After years of hearing ad nauseam the "market is making a recovery" line, while watching the market fall apart, Ms Ross's usually irrelevant musings have become, in view of the facts, irritating blarney. Most of her "advice" is useless, general observations. As in this case, where a homeowner is suckered into attempting a loan mod, is dragged through the muck and thrown in the street, whereby Ms Ross cheerfully beats the recovery drum. Completely irrelevant, out of place, insulting and offensive considering that this homeowner was in a world of pain. Inman has no business printing such "advice"
Submitted by Bernice Ross on October 2, 2009 - 8:07am.

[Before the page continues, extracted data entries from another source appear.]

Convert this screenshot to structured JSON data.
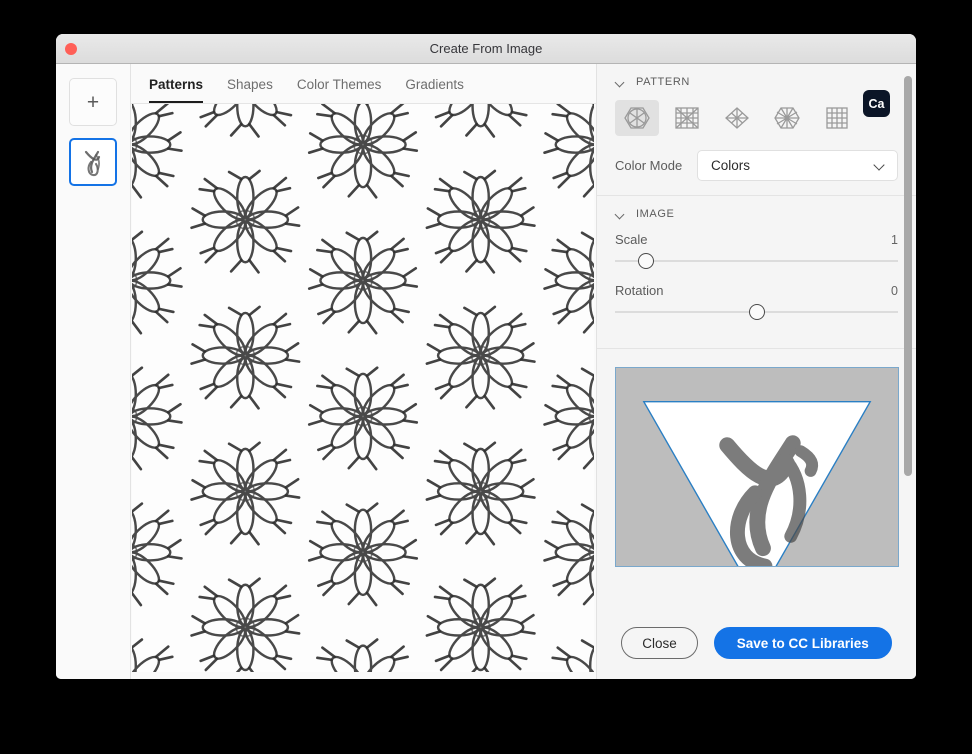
{
  "window": {
    "title": "Create From Image",
    "close_button": "close"
  },
  "rail": {
    "add_label": "+",
    "items": [
      {
        "name": "add-tile",
        "label": "+"
      },
      {
        "name": "source-image-tile",
        "label": "",
        "selected": true
      }
    ]
  },
  "tabs": [
    {
      "label": "Patterns",
      "active": true
    },
    {
      "label": "Shapes",
      "active": false
    },
    {
      "label": "Color Themes",
      "active": false
    },
    {
      "label": "Gradients",
      "active": false
    }
  ],
  "badge": {
    "label": "Ca"
  },
  "panel": {
    "pattern": {
      "section_title": "PATTERN",
      "types": [
        {
          "name": "hexagon-pattern",
          "selected": true
        },
        {
          "name": "square-rays-pattern",
          "selected": false
        },
        {
          "name": "diamond-pattern",
          "selected": false
        },
        {
          "name": "hex-star-pattern",
          "selected": false
        },
        {
          "name": "grid-pattern",
          "selected": false
        }
      ],
      "color_mode_label": "Color Mode",
      "color_mode_value": "Colors",
      "color_mode_options": [
        "Colors"
      ]
    },
    "image": {
      "section_title": "IMAGE",
      "scale_label": "Scale",
      "scale_value": "1",
      "scale_percent": 11,
      "rotation_label": "Rotation",
      "rotation_value": "0",
      "rotation_percent": 50
    }
  },
  "footer": {
    "close_label": "Close",
    "save_label": "Save to CC Libraries"
  },
  "colors": {
    "accent": "#1473e6",
    "badge_bg": "#0b1527",
    "panel_bg": "#f5f5f5",
    "preview_bg": "#bdbdbd",
    "preview_border": "#7aa8cc",
    "traffic_close": "#ff5f57"
  }
}
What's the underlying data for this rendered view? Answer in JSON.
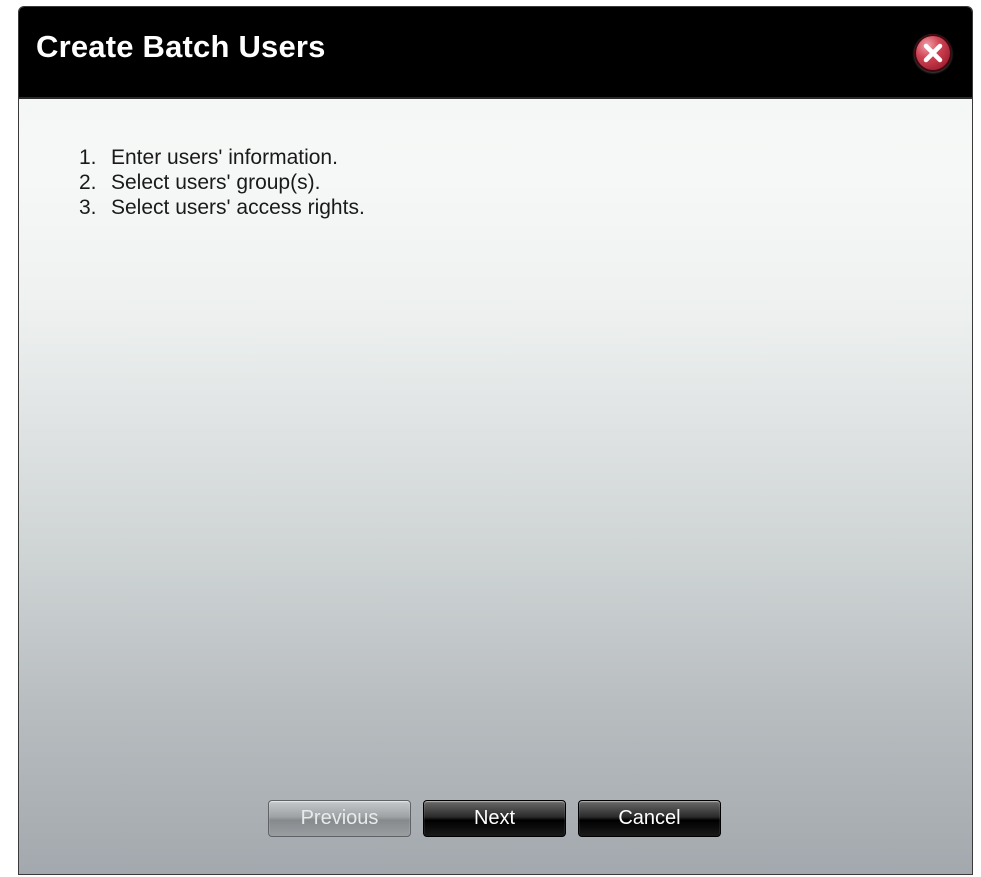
{
  "dialog": {
    "title": "Create Batch Users",
    "close_icon": "close-icon"
  },
  "steps": [
    {
      "number": "1.",
      "text": "Enter users' information."
    },
    {
      "number": "2.",
      "text": "Select users' group(s)."
    },
    {
      "number": "3.",
      "text": "Select users' access rights."
    }
  ],
  "buttons": {
    "previous": "Previous",
    "next": "Next",
    "cancel": "Cancel"
  }
}
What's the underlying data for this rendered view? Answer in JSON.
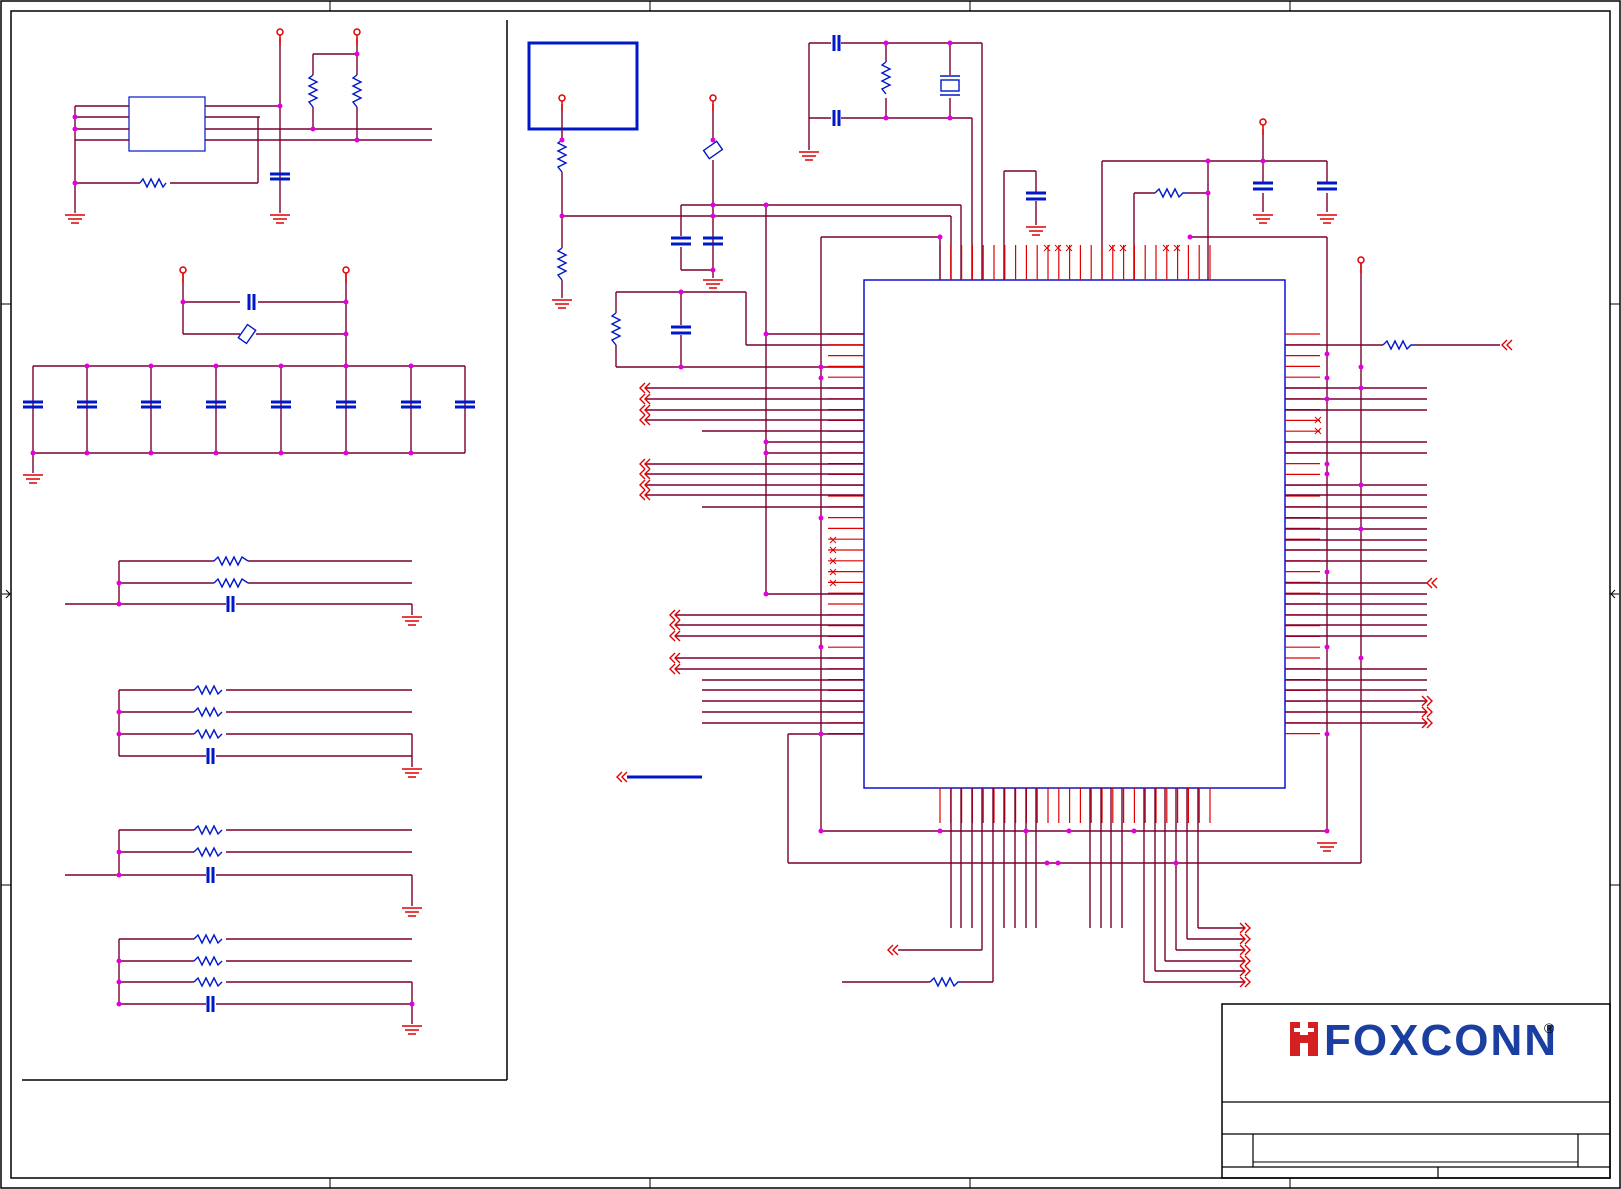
{
  "title_block": {
    "logo_text": "FOXCONN",
    "registered_mark": "®",
    "colors": {
      "logo": "#1a3fa0",
      "logo_mark": "#d42020",
      "border": "#000000"
    }
  },
  "colors": {
    "wire": "#7a0030",
    "pin": "#e00000",
    "junction": "#e000e0",
    "component": "#0018c8",
    "chip_outline": "#0000cc",
    "border": "#000000"
  },
  "icons": {
    "power": "power-rail-icon",
    "ground": "ground-icon",
    "resistor": "resistor-icon",
    "capacitor": "capacitor-icon",
    "crystal": "crystal-icon",
    "offpage": "offpage-connector-icon",
    "noconnect": "no-connect-icon"
  }
}
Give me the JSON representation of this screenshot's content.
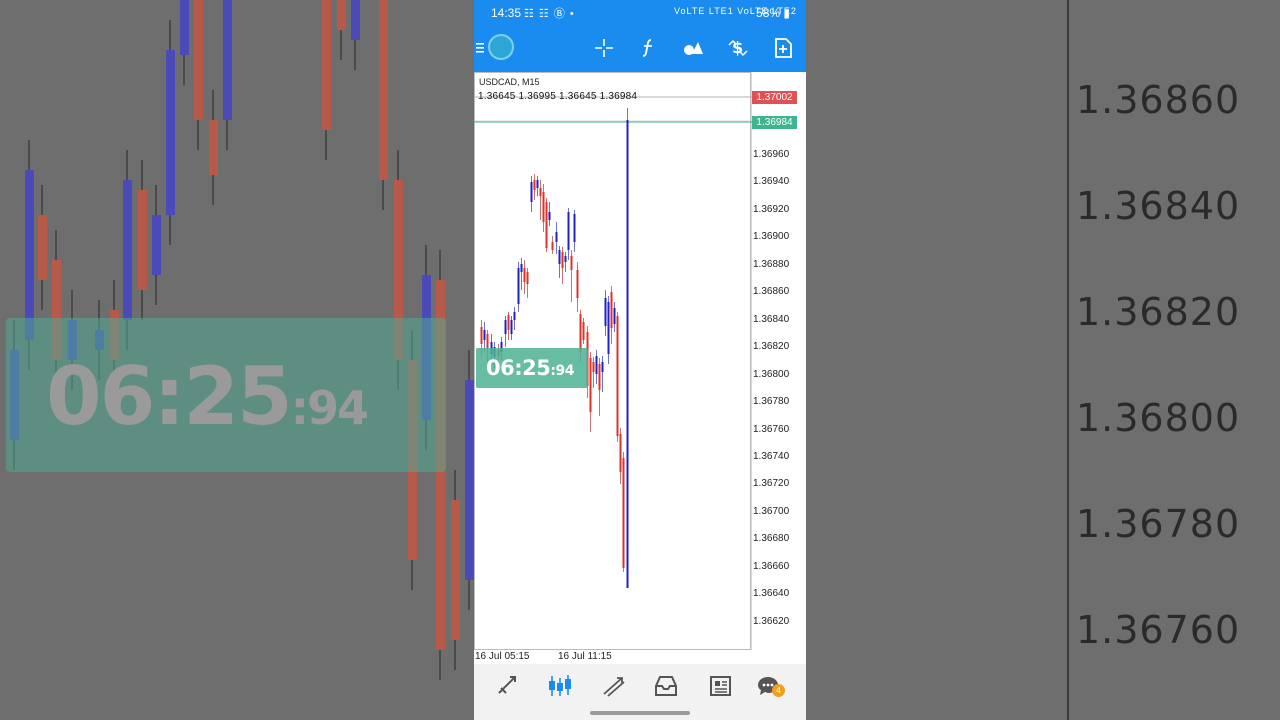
{
  "status_bar": {
    "time": "14:35",
    "left_icons": "☷ ☷ Ⓑ •",
    "signal": "VoLTE LTE1 VoLTE LTE2",
    "battery": "58%"
  },
  "toolbar": {
    "icons": [
      "menu-icon",
      "app-logo",
      "crosshair-icon",
      "function-icon",
      "objects-icon",
      "trade-dollar-icon",
      "new-order-icon"
    ]
  },
  "chart": {
    "symbol": "USDCAD, M15",
    "ohlc": "1.36645 1.36995 1.36645 1.36984",
    "ask_price": "1.37002",
    "bid_price": "1.36984",
    "timer_main": "06:25",
    "timer_sub": ":94",
    "y_ticks": [
      "1.36960",
      "1.36940",
      "1.36920",
      "1.36900",
      "1.36880",
      "1.36860",
      "1.36840",
      "1.36820",
      "1.36800",
      "1.36780",
      "1.36760",
      "1.36740",
      "1.36720",
      "1.36700",
      "1.36680",
      "1.36660",
      "1.36640",
      "1.36620"
    ],
    "x_ticks": [
      "16 Jul 05:15",
      "16 Jul 11:15"
    ],
    "colors": {
      "bull": "#2020c8",
      "bear": "#e0302a",
      "ask_line": "#b0b0b0",
      "bid_line": "#3db591"
    }
  },
  "background": {
    "price_labels": [
      "1.36860",
      "1.36840",
      "1.36820",
      "1.36800",
      "1.36780",
      "1.36760"
    ],
    "timer_main": "06:25",
    "timer_sub": ":94"
  },
  "bottom_nav": {
    "icons": [
      "quotes-icon",
      "chart-icon",
      "trade-icon",
      "history-icon",
      "news-icon",
      "chat-icon"
    ],
    "chat_badge": "4"
  }
}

Bernice Ross, CEO of www.RealEstateCoach.com, home of this year's number #1 selling book at NAR--Real Estate Dough--Your Recipe for Real Estate Success
Jon,
The only part of the market that even resembles a recovery is in the first time buyer market. I track inventory in any market and that predicts prices, pure and simple. Inventory leads by about 6 -12 months what the prices will do. California and Florida were reporting inventory declines in the first time buyer market in a number of areas. As I said in the article, the luxury market is essentially dead. With the $8,000 first time buyer credit ending and today's unemployment figures, the first time buyer market may come to a grinding halt as well. Given that Freddie and Fannie will soon be putting more of their REOs on the market, this may drive up inventory as well.
The borrower who contacted me was not "thrown out." He and his wife made a conscious decision to walk away from the property and had other options.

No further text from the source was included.